Solar physicists have discovered that our Sun is effectively a huge musical instrument. Dr Bill Chaplin from Birmingham University likened it to a woodwind instrument powered by a build up of pressure in a thin solar region only 100km thick. He leads a team of 15 researchers under the project name BiSON, which stands for Birmingham Solar Oscillations Network. The team runs a network of instrumentation at six sites dotted about the Earth with 4 of the 6 sites operating autonomously. Their speciality is in observing waves that cause the Sun´s surface to rise and fall at a rate of a few centimetres each second over a period of about 5 minutes.

The pressure waves are generated in a thin shell at the top of the Sun´s convective zone where plasma bubbles up like a saucepan of boiling water. These undulations are replicated in the Sun´s surface and are transferred on to the light waves leaving the surface. The result is that photons of light escaping the Sun will have their wavelength `doppler-shifted´ and so the light´s colour will change by a small amount. BiSON´s sensitive instruments pick up these changes so that an overall map of surface patterns can be constructed.

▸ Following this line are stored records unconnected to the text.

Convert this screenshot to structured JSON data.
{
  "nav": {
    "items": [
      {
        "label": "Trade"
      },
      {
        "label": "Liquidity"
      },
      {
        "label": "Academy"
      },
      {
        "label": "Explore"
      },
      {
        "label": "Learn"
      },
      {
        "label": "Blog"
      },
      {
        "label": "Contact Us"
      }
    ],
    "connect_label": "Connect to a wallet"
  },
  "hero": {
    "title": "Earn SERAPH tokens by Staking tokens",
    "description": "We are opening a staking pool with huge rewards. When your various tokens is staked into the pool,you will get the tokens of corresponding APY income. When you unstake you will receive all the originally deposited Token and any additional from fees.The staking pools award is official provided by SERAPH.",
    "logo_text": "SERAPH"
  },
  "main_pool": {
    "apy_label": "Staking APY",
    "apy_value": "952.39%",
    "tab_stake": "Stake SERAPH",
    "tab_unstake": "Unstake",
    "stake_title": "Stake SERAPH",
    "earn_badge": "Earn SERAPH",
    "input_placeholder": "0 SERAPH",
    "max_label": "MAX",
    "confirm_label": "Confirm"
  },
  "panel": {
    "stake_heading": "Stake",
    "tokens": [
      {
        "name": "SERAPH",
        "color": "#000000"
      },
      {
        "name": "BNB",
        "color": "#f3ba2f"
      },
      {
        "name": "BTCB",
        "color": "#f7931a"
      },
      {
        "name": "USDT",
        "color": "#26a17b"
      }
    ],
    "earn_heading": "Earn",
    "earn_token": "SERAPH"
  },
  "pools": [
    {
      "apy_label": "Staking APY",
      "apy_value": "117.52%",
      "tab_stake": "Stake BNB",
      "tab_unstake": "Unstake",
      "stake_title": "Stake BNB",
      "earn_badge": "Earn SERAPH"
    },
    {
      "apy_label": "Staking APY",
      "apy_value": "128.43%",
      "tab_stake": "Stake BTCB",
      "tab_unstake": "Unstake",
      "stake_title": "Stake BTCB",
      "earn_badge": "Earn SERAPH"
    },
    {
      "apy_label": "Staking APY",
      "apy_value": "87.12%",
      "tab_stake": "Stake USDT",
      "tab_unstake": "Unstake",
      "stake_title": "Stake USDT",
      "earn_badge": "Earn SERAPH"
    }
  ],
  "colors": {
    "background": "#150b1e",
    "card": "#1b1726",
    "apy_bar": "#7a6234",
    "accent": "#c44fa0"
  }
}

It turns out that the Sun has many different modes of oscillation - over 10 million in fact. Some patterns look like a three-dimensional checkerboard whereas simpler resonances mimic the inflation and deflation of a spherical balloon. Just as seismic data from terrestrial earthquakes has allowed geologists to investigate the Earth´s interior, solar oscillations have allowed scientists to model the interior of the Sun.

Solar physicists have discovered that the convective zone has jet streams which surface at the solar equator before breaking up into smaller spiralling storms at higher solar latitudes. They can even `see´ sunspots hidden on the far side of the Sun and so provide prior warning of potentially dangerous solar eruptions that can affect satellites and astronauts in space.

In a logical progression, the study of sound waves in the Sun has been extended to stars further afield and is known as asteroseismology. A nearby star that sounds similar to our Sun is alpha Centauri but other stars have their own vocal range, so to speak. A small white dwarf such as GD358 has the higher frequencies of a choirboy whereas a large red giant star such as Xi (pronounced `zai´) Hydrae is the bass of the group. However, even the highest pitch of the stars is approximately 15 octaves lower than Middle A!

To discover yet more stellar harmony a French spacecraft named COROT, launched last December, will soon begin recording the changes in luminosity of distant stars. Although its main mission is to discover large Earth-type planets, the brightness variations it returns will allow researchers to calculate a star's precise mass, age and chemical composition which will aid in comparisons between our Sun and other stars.